A Better Web Cache Timing Attack

I've been thinking on whether I should bother writing an actual paper on this or not, but when I found that Princeton had already written a pretty decent paper on Web Cache timing attacks back in 2000, which you can find here: http://www.cs.princeton.edu/sip/pub/webtiming.pdf I decided against it.

If you read the paper you will see that the attack relies on the user of two images to determine if the images are cached by determining if there is a dramatic change in loading times between getting the timing for one image, then loading a page which caches both images, and then getting the timing for the second image.

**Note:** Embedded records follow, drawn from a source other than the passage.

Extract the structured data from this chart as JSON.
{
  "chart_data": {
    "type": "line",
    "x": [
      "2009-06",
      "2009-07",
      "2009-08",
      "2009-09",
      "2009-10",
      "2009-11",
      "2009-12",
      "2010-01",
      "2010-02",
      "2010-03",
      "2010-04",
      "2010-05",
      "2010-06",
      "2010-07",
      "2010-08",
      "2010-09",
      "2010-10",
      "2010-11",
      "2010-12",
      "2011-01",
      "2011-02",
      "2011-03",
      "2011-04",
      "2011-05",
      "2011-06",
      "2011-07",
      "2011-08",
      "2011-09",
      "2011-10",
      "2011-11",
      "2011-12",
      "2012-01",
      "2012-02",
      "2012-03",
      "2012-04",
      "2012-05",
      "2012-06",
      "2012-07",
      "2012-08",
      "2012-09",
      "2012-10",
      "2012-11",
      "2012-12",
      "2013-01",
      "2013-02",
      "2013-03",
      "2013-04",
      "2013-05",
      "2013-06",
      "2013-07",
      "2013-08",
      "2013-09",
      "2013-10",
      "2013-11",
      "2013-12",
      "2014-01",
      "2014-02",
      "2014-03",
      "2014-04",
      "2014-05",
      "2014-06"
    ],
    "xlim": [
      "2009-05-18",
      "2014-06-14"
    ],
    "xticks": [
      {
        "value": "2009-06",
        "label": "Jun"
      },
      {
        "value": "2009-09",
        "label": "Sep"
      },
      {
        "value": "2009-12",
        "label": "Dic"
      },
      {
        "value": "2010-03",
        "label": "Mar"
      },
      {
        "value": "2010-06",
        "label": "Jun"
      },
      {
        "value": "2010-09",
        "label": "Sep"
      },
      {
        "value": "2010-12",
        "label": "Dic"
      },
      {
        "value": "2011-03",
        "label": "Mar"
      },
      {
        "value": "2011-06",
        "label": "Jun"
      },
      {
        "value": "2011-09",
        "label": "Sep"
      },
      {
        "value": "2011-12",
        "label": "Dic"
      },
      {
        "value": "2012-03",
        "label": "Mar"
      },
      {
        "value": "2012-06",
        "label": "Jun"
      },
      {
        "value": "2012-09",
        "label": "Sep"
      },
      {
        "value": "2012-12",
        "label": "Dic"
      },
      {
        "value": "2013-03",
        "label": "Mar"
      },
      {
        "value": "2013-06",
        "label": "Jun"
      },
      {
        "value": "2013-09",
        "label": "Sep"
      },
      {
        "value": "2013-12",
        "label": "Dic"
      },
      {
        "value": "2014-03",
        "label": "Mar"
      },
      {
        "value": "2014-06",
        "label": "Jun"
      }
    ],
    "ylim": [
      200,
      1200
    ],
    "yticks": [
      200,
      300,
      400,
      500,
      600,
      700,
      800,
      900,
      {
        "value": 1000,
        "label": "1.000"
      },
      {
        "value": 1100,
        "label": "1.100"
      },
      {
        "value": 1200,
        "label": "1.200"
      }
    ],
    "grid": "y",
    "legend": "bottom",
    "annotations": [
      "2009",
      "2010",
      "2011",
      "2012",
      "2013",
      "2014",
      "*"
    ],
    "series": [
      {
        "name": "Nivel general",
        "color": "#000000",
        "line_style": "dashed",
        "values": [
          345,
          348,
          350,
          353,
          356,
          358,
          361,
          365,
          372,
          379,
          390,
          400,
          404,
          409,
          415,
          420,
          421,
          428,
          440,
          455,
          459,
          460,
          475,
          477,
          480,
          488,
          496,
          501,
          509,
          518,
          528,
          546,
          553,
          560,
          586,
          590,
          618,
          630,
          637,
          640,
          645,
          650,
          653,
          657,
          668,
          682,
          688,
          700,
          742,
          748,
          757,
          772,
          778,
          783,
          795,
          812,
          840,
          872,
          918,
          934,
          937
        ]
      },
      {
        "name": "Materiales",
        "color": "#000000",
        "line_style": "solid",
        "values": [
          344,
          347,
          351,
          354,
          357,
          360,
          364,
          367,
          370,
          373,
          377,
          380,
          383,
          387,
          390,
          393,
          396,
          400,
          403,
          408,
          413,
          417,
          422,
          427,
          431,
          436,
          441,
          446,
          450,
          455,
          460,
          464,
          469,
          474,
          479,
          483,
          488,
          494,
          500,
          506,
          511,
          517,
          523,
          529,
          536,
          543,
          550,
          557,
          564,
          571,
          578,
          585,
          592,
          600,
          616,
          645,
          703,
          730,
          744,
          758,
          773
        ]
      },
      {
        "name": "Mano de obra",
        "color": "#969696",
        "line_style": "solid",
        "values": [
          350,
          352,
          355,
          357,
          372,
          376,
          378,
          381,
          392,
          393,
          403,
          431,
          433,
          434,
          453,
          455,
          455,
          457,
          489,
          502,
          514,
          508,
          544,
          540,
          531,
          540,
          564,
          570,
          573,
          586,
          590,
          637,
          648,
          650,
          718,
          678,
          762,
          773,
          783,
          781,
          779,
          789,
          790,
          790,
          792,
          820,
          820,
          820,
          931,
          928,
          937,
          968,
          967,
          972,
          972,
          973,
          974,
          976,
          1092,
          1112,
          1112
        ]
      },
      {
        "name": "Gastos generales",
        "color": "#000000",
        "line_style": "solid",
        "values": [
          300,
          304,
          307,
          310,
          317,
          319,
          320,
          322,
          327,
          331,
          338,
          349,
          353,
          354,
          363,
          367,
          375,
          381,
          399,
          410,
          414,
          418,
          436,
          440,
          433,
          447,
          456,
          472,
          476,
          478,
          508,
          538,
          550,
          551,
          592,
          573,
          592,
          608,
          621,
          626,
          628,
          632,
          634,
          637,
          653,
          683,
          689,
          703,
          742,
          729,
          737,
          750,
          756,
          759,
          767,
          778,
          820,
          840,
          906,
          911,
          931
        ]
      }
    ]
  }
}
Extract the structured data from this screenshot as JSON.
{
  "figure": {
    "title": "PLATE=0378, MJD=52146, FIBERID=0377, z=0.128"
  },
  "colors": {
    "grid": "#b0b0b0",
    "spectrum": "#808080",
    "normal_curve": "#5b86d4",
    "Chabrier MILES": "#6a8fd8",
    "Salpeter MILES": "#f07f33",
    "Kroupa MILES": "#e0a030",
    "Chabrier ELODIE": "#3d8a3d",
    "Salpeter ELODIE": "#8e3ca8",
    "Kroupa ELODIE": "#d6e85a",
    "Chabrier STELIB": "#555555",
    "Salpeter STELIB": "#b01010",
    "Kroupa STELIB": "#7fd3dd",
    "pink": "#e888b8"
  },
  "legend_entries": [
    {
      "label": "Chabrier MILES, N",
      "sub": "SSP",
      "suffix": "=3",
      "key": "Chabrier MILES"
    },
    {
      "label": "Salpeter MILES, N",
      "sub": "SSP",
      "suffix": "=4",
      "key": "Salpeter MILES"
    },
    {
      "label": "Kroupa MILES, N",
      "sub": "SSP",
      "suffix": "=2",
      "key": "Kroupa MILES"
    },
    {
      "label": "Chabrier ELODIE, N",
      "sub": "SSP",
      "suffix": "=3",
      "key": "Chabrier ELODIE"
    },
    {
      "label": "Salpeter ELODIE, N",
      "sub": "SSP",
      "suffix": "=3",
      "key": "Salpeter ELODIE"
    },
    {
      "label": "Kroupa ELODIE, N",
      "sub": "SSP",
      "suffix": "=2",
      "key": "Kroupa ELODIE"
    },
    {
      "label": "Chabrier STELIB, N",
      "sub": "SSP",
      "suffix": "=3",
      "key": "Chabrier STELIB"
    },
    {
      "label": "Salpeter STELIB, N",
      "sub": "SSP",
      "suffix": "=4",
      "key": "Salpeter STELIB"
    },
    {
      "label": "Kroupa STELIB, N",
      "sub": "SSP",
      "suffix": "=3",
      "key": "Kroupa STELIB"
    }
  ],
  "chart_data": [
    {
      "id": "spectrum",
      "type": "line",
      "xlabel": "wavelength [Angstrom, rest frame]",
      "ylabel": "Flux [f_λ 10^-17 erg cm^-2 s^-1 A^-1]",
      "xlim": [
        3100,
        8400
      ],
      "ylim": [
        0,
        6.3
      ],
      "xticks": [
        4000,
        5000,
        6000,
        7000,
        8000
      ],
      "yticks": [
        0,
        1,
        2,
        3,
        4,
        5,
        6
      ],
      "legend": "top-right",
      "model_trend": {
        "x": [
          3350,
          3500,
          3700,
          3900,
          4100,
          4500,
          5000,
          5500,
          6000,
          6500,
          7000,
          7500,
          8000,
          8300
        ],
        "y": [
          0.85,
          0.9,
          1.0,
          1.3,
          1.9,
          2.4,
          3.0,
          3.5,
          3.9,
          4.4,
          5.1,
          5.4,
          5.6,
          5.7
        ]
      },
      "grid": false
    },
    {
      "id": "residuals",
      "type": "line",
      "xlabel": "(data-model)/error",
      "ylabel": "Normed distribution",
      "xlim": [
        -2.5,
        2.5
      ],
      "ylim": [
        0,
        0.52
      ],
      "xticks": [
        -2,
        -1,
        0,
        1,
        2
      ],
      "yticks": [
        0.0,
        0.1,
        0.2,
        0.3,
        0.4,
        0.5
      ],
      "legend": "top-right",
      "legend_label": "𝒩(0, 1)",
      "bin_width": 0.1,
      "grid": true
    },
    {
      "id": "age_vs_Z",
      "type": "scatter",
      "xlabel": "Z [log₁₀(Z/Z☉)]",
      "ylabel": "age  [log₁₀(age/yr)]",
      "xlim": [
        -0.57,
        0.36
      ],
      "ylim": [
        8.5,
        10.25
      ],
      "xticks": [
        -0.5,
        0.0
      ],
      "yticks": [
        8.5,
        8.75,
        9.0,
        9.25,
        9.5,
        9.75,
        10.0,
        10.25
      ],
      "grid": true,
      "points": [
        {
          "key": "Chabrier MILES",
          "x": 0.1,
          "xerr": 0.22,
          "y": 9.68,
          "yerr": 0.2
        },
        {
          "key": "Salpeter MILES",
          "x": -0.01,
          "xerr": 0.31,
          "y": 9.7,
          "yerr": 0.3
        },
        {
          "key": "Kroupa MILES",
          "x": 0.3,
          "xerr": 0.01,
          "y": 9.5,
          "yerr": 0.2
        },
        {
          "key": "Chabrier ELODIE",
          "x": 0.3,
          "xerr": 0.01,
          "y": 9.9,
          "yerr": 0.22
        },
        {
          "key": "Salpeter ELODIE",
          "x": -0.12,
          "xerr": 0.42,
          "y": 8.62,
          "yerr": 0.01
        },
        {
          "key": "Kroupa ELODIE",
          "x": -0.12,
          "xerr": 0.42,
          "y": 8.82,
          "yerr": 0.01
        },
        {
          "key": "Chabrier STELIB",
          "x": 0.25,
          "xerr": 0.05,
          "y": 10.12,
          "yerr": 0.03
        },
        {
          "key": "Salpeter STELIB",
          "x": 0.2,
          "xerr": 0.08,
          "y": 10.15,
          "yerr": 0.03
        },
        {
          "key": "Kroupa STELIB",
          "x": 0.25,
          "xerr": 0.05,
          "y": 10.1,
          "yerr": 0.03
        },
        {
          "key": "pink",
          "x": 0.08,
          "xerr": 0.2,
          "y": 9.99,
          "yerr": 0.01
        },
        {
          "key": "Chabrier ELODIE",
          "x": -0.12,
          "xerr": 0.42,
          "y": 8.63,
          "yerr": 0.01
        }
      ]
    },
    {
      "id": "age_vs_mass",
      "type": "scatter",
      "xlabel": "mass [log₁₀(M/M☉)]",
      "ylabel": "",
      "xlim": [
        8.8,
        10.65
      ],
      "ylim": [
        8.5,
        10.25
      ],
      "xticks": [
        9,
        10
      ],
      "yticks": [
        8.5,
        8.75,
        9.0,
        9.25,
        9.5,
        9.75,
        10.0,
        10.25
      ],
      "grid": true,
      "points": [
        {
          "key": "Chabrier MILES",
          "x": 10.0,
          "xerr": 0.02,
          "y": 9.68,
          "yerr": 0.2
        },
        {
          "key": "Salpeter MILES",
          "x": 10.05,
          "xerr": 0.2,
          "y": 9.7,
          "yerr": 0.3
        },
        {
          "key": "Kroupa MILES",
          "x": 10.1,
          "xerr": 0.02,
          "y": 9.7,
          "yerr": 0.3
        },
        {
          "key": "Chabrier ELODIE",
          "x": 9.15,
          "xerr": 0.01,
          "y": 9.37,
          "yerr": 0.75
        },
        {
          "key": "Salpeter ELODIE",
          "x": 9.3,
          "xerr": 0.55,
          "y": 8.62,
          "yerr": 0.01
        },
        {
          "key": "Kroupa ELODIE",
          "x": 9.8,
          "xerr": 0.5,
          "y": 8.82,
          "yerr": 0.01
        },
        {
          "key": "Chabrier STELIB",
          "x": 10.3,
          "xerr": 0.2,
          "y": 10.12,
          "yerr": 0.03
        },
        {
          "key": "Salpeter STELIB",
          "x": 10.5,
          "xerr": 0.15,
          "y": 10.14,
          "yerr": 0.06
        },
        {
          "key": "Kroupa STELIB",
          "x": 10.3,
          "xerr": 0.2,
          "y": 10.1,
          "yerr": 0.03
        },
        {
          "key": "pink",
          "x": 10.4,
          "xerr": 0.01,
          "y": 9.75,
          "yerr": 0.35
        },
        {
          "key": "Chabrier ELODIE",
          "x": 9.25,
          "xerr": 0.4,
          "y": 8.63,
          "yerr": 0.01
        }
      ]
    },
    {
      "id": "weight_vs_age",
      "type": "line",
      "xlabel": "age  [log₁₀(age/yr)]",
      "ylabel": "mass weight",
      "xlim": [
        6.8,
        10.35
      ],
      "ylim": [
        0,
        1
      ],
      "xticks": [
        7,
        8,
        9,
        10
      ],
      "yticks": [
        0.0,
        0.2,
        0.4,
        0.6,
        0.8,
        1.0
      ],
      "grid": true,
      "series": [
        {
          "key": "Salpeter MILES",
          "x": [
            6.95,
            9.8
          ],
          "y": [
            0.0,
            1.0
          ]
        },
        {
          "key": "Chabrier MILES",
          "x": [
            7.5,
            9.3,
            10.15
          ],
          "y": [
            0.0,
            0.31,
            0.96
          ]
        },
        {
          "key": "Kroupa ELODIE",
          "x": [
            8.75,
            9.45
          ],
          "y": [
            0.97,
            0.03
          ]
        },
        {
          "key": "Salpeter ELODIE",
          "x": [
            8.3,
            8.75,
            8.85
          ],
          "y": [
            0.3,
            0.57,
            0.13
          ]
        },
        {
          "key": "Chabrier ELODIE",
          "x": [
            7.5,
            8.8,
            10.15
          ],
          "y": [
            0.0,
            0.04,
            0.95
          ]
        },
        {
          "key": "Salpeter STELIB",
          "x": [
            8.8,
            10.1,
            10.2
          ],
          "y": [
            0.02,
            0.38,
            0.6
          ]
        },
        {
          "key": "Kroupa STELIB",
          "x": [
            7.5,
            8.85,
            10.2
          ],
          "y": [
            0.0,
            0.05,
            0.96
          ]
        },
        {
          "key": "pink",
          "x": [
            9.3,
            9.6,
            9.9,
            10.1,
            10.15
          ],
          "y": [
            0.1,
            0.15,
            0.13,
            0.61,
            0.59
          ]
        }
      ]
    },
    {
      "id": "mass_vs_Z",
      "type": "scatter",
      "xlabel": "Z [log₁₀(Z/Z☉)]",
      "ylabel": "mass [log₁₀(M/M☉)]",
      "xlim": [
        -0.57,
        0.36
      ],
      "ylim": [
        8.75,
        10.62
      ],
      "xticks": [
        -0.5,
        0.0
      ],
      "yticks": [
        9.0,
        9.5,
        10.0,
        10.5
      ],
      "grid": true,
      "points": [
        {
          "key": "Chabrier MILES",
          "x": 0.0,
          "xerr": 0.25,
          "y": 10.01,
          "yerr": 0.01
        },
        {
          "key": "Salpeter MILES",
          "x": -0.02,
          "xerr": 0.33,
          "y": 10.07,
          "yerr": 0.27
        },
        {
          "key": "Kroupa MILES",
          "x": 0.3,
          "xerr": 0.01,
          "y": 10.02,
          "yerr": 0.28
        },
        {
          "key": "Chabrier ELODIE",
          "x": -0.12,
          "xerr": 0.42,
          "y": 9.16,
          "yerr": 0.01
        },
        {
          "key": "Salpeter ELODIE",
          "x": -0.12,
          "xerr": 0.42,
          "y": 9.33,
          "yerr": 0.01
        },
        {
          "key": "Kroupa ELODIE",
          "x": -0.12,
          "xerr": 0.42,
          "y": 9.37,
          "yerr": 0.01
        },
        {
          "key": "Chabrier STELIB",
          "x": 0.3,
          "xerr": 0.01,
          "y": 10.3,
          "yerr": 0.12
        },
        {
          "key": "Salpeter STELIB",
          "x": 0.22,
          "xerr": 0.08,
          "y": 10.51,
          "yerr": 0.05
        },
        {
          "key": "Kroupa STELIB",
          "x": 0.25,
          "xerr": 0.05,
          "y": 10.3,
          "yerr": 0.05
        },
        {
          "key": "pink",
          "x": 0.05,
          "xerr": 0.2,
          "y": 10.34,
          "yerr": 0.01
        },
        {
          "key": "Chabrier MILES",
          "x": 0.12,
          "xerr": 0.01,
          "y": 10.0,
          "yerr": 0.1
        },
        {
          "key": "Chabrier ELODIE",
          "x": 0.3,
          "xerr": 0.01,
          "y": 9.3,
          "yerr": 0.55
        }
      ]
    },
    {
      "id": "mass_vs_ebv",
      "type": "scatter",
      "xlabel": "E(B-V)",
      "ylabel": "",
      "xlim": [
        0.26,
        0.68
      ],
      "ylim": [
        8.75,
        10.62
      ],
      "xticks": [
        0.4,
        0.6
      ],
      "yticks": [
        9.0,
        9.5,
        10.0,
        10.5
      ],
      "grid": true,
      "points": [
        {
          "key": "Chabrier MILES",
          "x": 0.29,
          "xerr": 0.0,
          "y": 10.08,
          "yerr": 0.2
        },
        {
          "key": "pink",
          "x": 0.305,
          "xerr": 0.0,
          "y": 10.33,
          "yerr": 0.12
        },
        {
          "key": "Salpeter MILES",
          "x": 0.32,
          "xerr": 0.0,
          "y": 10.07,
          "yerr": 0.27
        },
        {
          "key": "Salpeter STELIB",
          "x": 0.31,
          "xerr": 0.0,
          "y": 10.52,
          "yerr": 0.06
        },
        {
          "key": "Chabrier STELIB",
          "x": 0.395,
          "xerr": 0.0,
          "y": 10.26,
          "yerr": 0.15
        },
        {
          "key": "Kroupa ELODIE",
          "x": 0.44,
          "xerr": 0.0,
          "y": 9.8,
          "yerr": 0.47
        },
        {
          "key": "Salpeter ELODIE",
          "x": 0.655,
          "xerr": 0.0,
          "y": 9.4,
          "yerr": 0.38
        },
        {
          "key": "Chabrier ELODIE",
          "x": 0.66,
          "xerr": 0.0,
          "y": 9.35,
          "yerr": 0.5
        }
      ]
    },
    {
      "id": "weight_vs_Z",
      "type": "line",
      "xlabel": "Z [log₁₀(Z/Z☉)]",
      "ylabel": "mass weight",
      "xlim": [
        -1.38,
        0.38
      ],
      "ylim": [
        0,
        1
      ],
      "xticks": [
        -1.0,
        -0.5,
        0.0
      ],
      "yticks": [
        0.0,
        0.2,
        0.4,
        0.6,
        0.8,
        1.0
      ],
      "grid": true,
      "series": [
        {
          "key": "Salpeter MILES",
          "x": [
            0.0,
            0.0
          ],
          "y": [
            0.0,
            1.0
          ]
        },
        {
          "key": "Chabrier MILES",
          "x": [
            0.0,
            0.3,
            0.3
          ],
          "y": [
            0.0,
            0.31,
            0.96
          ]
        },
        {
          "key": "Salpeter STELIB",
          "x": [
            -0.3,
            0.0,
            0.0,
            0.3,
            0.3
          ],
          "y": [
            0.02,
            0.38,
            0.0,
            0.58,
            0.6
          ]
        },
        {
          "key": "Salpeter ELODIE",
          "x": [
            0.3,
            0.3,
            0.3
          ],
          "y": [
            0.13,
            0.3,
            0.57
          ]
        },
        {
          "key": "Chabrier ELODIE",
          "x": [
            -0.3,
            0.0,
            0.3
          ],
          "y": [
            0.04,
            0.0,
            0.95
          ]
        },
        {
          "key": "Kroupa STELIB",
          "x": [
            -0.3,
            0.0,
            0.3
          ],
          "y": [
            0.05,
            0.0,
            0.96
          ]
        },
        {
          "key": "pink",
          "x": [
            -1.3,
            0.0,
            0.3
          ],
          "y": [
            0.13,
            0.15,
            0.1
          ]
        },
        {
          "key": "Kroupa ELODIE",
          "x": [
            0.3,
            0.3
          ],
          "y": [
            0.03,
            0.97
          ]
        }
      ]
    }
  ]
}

If there is a significant difference, then then the first image had not been cached, and they had therefore not visited the page; whereas if there was no significant difference then the image was already cached, and therefore the page had been viewed before.

Now, this suffers from the fact that you do actually need two images which are ONLY displayed together, because otherwise your results will be erroneous, and not only that; but it requires that the images are approximately the same size so that your inferences about cache state are accurate.

A much better solution is to be able to determine the time it takes to retrieve a cached and non-cached version of an image by supplying request parameters, e.g. http://www.example.com/image?test=123456

The first thing we do is generate a random request string, and make a request for that image, and we now have the approximate time it should take to get the image when it is not cached, and we then make a second request to see how long the image takes to load when it is cached, and by generating a large amount of query strings to test we can get more accurate amounts.

We then make a request for the image without any request parameters and see which averaged value it is closer to, and then determine cache state.

This benefits from the fact that not only does there only need to be one image, and we can therefore find a page with a large photo or similar to give us a greater margin for error, but we also do not need to find a page with two images of equal size because we will always be making requests for the same size image.

Sadly not quite as effective as the attack against the SafeCache extension, but that's why its a timing attack I guess, :)

3 comments:

Sid Stamm said...

Something related to what you discuss will be published at the 16th annual WWW conference

kuza55 said...

That's interesting, do you know if there will be video or audio of the talk available afterwards? Or any other kinds of material?

Sid Stamm said...

There probably will only be a publication and possibly a set of slides, unless they arrange to video tape it. The conference is pretty large.

Consider watching the authors' web sites for material that will probably be posted shortly after the conference.